1. After you installed the packages, create a file named dirtycow.stp with this content:

probe kernel.function("mem_write").call ? {
        $count = 0
}

probe syscall.ptrace {  // includes compat ptrace as well
        $request = 0xfff
}

probe begin {
        printk(0, "CVE-2016-5195 mitigation loaded")
}


probe end {
        printk(0, "CVE-2016-5195 mitigation unloaded")
}
										

2. Save the file. Compile it using this command:

# stap -g -p 4 -m dirtycow_`uname -r|tr -cd [:digit:]` dirtycow.stp
dirtycow_26183985.ko
											

In the above example, the .ko file has a number identifying its kernel version.

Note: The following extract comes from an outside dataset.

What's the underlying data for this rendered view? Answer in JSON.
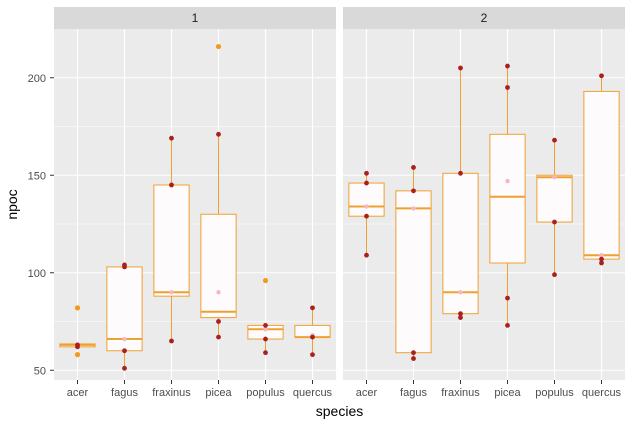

In that case, it is 2.6.18-398.el5. This module can be used in other systems with this exact kernel version without having to install the debuginfo and development packages, needing only systemtap-runtime . Just copy the module file to the server with the same kernel version, install the systemtap-runtime package and proceed from the next step.


3. In order to load the module, run the command staprun -L <.ko file>. For example:

# staprun -L dirtycow_26183985.ko
												

4. Check if is it loaded:

# dmesg | grep CVE-2016-5195
CVE-2016-5195 mitigation loaded
													

5. To unload the module, reboot the system or run the "staprun -A dirtycow_26183985" command and interrupt it with Ctlr+C, as shown below:

# staprun -A dirtycow_26183985
^C
Message from syslogd@...
kernel:CVE-2016-5195 mitigation unloaded
														

IMPORTANT

  • The module does not survive a boot: It is not reloaded after a system boot.
  • After a reboot, the module must be manually loaded again.
  • If the kernel is updated or changed, this module won't be loaded into the new kernel.
  • If you booted into a different kernel without the fix, a new compatible module should be loaded.
  • A corrected kernel does not need the module load.

Please reference bug 1384344 for detailed mitigation steps.